Enunciado
O Ministério Público recebeu representação noticiando possíveis irregularidades no processo administrativo de desapropriação de área privada instaurado pelo Município Alfa. Durante as investigações, o Parquet constatou que o ente municipal declarou interesse público, justificando ser o imóvel o único apto a atender à demanda existente, sendo paga a indenização. Apurou-se, ainda, que a pessoa jurídica proprietária do imóvel possuía débitos fiscais junto ao próprio ente federativo, os quais não foram computados no cálculo da indenização.
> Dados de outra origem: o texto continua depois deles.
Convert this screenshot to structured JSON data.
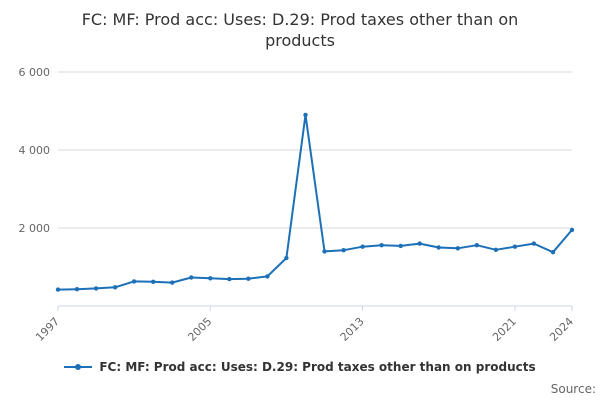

Considerando a legislação em vigor, assinale a afirmativa que apresenta a conclusão juridicamente adequada para a situação descrita.
Alternativas
- A.O Ministério Público poderá ajuizar ação civil pública em desfavor, apenas, do Município, questionando a legalidade da desapropriação realizada.
- B.Os débitos fiscais relativos ao imóvel desapropriado não precisam ser computados para fins de cálculo da indenização, devendo ser cobrados, separadamente, pela Fazenda Pública.
- C.O Município deve demonstrar que realizou estudo técnico anterior à desapropriação, apontando a razão pela qual a área seria a única apta atender os seus interesses.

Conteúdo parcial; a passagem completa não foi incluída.